Sebelumnya, saya mengatakan bahwa gambar bisa bercerita sendiri, seperti sebuah galeri lukisan. Ternyata, ada penulis sekaligus ilustrator yang membuat galeri lukisannya dalam bentuk buku, Shaun Tan. Seniman asal Australia ini memang beberapa kali membuat buku anak bergambar, tetapi ada satu karyanya yang berjudul The Arrival, yang menampilkan sebuah cerita utuh melalui gambar saja, tanpa sepatah kata pun narasi. Ilustrasi apiknya ini tak hanya membebaskan imajinasi pembaca melalui ketiadaan penjelasan, tetapi juga karena situasi gambar yang bisa ditafsirkan beragam. Mungkin pembaca hari ini dengan teknologi yang ada sekarang akan menangkap hal yang berbeda dengan pembaca beberapa dekade esok, saat teknologi semakin berkembang dan apa yang tadinya hanya impian sudah menjadi hal yang lumrah.
Berbicara tentang ilustrasi buku seperti tak ada habisnya. Ada buku berilustrasi yang mendobrak format umum, yang mengotakkan gambar dan narasi sebagai bagian yang terpisah. Jonathan Safran Foer, misalnya, dalam bukunya Extremely Loud and Incredibly Close, bukan buku berilustrasi biasa. Buku ini adalah novel, bercerita melalui narasi, tetapi dia memberikan visualisasi apa yang dibawa oleh karakternya. Ambil contoh halaman buku kliping, surat menyurat, bahkan saat menyalin buku harian seorang karakter yang sudah kehabisan kertas, tulisan dalam bukunya ikut dicetak semakin kecil dan semakin rapat. Bukan hanya itu, dari segi kisah pun, buku ini mengangkat tema keluarga yang sangat menyentuh. Dengan karakter utama seorang anak yang memiliki trauma pasca kematian ayahnya pada peristiwa 9/11 di New York, Amerika Serikat, Foer mengajak kita mengikuti permainan detektif sang anak untuk mencari jejak rahasia ayahnya, atau, yang tampak seperti itu.
 Apa yang tampaknya penting, ternyata menyimpan rahasia yang jauh lebih penting, tentang hidup dan mati, tentang rasa bersalah dan memaafkan. Lebih jauh lagi, buku ini menyentuh sisi kemanusiaan dari tragedi politis yang masih kontroversial dengan segala teori yang melatarbelakanginya. Buku-buku semacam inilah yang kelak akan menceritakan kepada generasi berikutnya bahwa ada air mata sungguhan di balik peristiwa di buku sejarah.

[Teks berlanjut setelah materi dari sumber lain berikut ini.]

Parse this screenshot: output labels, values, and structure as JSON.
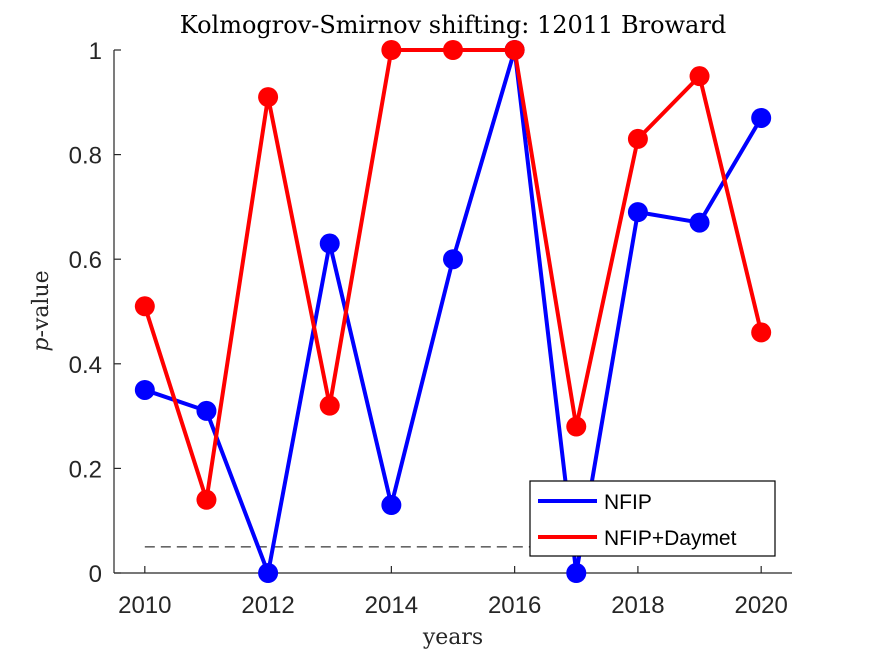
{
  "chart_data": {
    "type": "line",
    "title": "Kolmogrov-Smirnov shifting: 12011 Broward",
    "xlabel": "years",
    "ylabel_italic": "p",
    "ylabel_rest": "-value",
    "xlim": [
      2009.5,
      2020.5
    ],
    "ylim": [
      0,
      1
    ],
    "xticks": [
      2010,
      2012,
      2014,
      2016,
      2018,
      2020
    ],
    "yticks": [
      0,
      0.2,
      0.4,
      0.6,
      0.8,
      1
    ],
    "ytick_labels": [
      "0",
      "0.2",
      "0.4",
      "0.6",
      "0.8",
      "1"
    ],
    "x": [
      2010,
      2011,
      2012,
      2013,
      2014,
      2015,
      2016,
      2017,
      2018,
      2019,
      2020
    ],
    "series": [
      {
        "name": "NFIP",
        "color": "#0000ff",
        "values": [
          0.35,
          0.31,
          0.0,
          0.63,
          0.13,
          0.6,
          1.0,
          0.0,
          0.69,
          0.67,
          0.87
        ]
      },
      {
        "name": "NFIP+Daymet",
        "color": "#ff0000",
        "values": [
          0.51,
          0.14,
          0.91,
          0.32,
          1.0,
          1.0,
          1.0,
          0.28,
          0.83,
          0.95,
          0.46
        ]
      }
    ],
    "threshold": {
      "value": 0.05,
      "style": "dashed",
      "color": "#666666"
    },
    "legend_position": "bottom-right",
    "grid": false
  }
}
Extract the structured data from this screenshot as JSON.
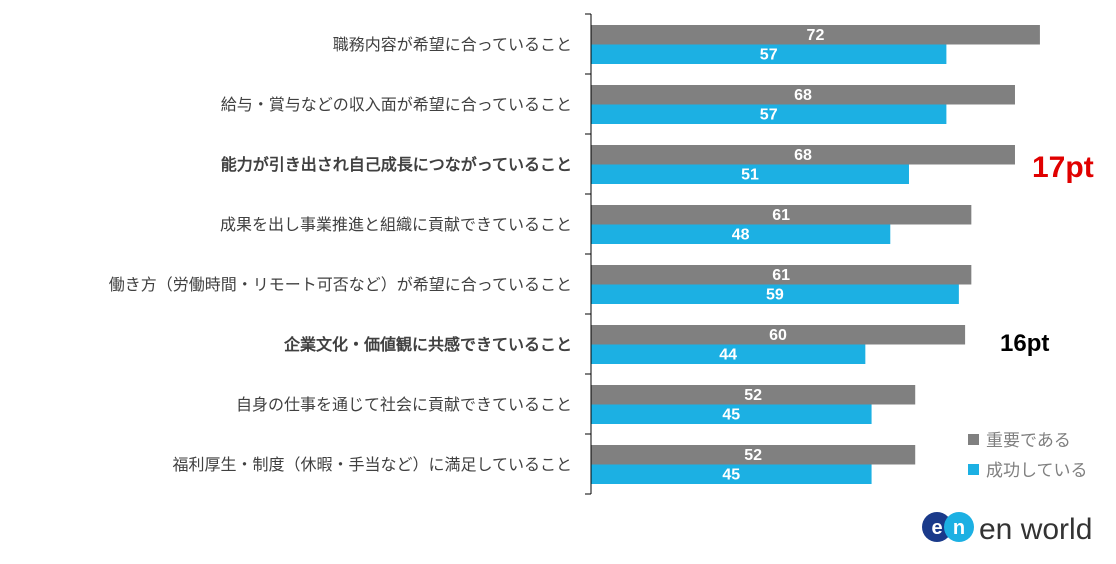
{
  "chart_data": {
    "type": "bar",
    "orientation": "horizontal",
    "categories": [
      "職務内容が希望に合っていること",
      "給与・賞与などの収入面が希望に合っていること",
      "能力が引き出され自己成長につながっていること",
      "成果を出し事業推進と組織に貢献できていること",
      "働き方（労働時間・リモート可否など）が希望に合っていること",
      "企業文化・価値観に共感できていること",
      "自身の仕事を通じて社会に貢献できていること",
      "福利厚生・制度（休暇・手当など）に満足していること"
    ],
    "series": [
      {
        "name": "重要である",
        "color": "#808080",
        "values": [
          72,
          68,
          68,
          61,
          61,
          60,
          52,
          52
        ]
      },
      {
        "name": "成功している",
        "color": "#1cb0e3",
        "values": [
          57,
          57,
          51,
          48,
          59,
          44,
          45,
          45
        ]
      }
    ],
    "highlighted_categories": [
      {
        "index": 2,
        "color": "#e00000"
      },
      {
        "index": 5,
        "color": "#000000"
      }
    ],
    "annotations": [
      {
        "category_index": 2,
        "text": "17pt",
        "color": "#e00000"
      },
      {
        "category_index": 5,
        "text": "16pt",
        "color": "#000000"
      }
    ],
    "xlim": [
      0,
      80
    ],
    "grid": false,
    "legend": "bottom-right",
    "data_labels": true
  },
  "logo": {
    "text": "en world"
  }
}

Membaca sejarah melalui fiksi rasanya memang lebih menyenangkan. Kita tidak hanya diberi data dan kronologi, tetapi juga bisa melihat hubungan antar manusia, latar belakang kejadian menjadi lebih masuk akal karena kita dibawa pada pemikiran dan perasaan para karakternya. Salah satu fiksi sejarah yang rasanya perlu dibaca lebih banyak orang adalah Oeroeg karya Hella S. Haasse. Buku ini berlatarkan Indonesia pada masa pendudukan Belanda. Meski ditulis seorang Belanda, buku ini memiliki sudut pandang yang cukup adil tentang kolonisasi dan penjajahan. Berkisah tentang persahabatan dua anak keturunan Sunda dan Belanda, buku ini menyoroti rasisme yang masih sangat relevan hingga hari ini. Buku yang cukup tipis ini memiliki kekuatan narasi yang meninggalkan kesan mendalam, bahkan setelah selesai membacanya.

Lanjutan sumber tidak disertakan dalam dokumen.